Is a technology war the only fix to ad blocking? | M&M Global

Is a technology war the only fix to ad blocking?

Facebook followed the rest of the ‘ad tech’ business when it opted to deactivate ad blockers, only to have Adblock Plus quickly create a workaround. Surely there is a better way to solve this problem, says Millward Brown’s Nigel Hollis.

Technology war

In the end it only took two days for the ad blockers to respond. Facebook deactivated all ad blockers on its desktop website on Tuesday 9 August, and Adblock Plus announced a workaround on Thursday.

It seems the scene is set for an escalating and never-ending technology war between publishers and ad blockers.

I understand that sites – particularly those that have promised they will always be free – need to generate revenue somehow, and the widespread and accepted model is to monetise the eyeballs visiting the site by selling advertising.

The problem is that in order to satisfy investors’ demands for revenue growth many sites have become so bloated with advertising that it is tough to find the real content.

Self-inflicted wound

The rise of ad blocking is largely a self-inflicted wound created by our industry’s collective behaviour, although Facebook is certainly not the worst offender. I can live with the odd ad in my newsfeed and off in the right hand panel where they don’t get in the way.

Of course, it would be nice if I saw some relevant ads once in a while. I mean, why did I just get served an ad from Harley Davidson? Let me see – the dealer believes that as a male with a Bachelor’s degree who is over the age of 30, and living within 50 miles of a dealership I must be a prospect? Wrong. There is no chance I will buy a Hog.

“The problem is that every advertiser makes assumptions about who wants to see what, rather than just asking them”

It would have been a lot simpler if, having identified me as a prospect, the dealership had pinged me a message – suitably disintermediated by Facebook or another third party – asking if I was interested in buying a bike.

Or perhaps Facebook could have created a database in which I could record my specific interests and likelihood of buying certain products and services in the next year. That would ensure that I had no one to blame but myself for the ads that were served to me.

Stupidity of digital advertising

The latter solution was actually proposed by my wife when she had finished sounding off about the stupidity of digital advertising as practiced today. Hitting the nail on the head, she asked why advertising was so reactive.

“I am so done with [ads for] furniture, cars and hotels in Washington DC. I’ve bought the sofa. I’ve bought my car, and I have been to DC. Why can’t they ask me where I am going on holiday next, because I am not going back to DC no matter how many ads they serve me?”

The irony is that we now have platform and technology solutions that enable interaction and targeting on an unprecedented scale.
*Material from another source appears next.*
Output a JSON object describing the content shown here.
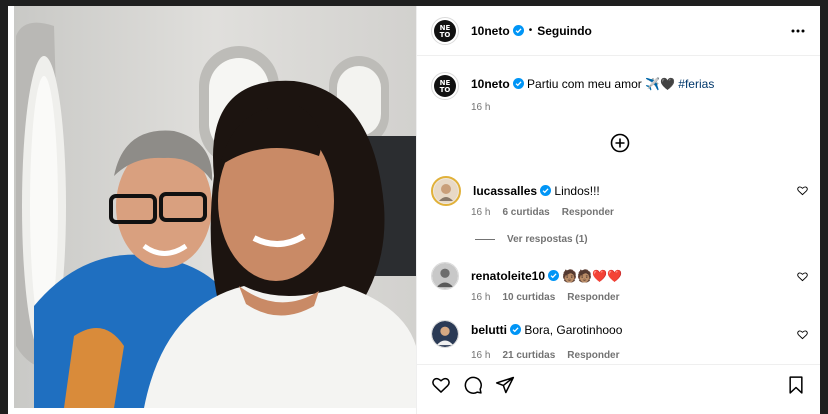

The problem is that every advertiser makes assumptions about who wants to see what rather than just asking them what they’d like to see, not just on one platform but across their digital life.

As long as this continues, companies like Facebook are going to be fighting an endless battle with ad blockers to enable advertisers to keep on making those – frequently inaccurate – assumptions.

Doesn’t this strike you as odd?

Nigel Hollis

Executive vice president and chief global analyst, Millward Brown

  1. Great post Nigel.

    In the ad blocking war, I do appreciate this is a heated debate, but I tend very much to side with the publishers.
    I genuinely believe most are trying to do a decent job and incorporate ads and a revenue stream in a balanced way.
    Clearly there are unscrupulous publishers out there using invasive formats.
    In that case, shouldn’t users be voting with their mouse, rather than resorting to ad blocking/freeloading which damages all publishers?

    I agree completely with your central point: it is really odd/ frustrating that digital targeting is still not really delivering as well las it could.
    Better ad targeting should be a huge strength of online media, and it should be one of the most powerful antidotes to the rise of ad blocking.

    I’ve just played around with the new Facebook preferences option and am pretty impressed:
    The transparency is great: I could see what information was stored, and how that information had been created.
    It felt like a useful task to review and remove the irrelevant historical information from my profile.
    But of course, the reality is that is that very few “normal” people will take the time to do this, or ever become aware of the option to do so.
    And to your point: there was nowhere to state future preferences.
    The only way to express an ongoing interest in say cycling or travel-related ads is indirect; I have to start following cycling or travel brands on Facebook; which I don’t necessarily want to do.

    In the meantime, there are some other ways to help overcome these issues.
    Smart marketers are already working with Millward Brown to explore ways of targeting consumers based on likely future brand interest.
    Relatively small attitudinal seed audiences can be scaled up via lookalike modelling to buyable audiences.
    That might not solve your sofa, car, or DC issues, but it would at least solve your Hog problem!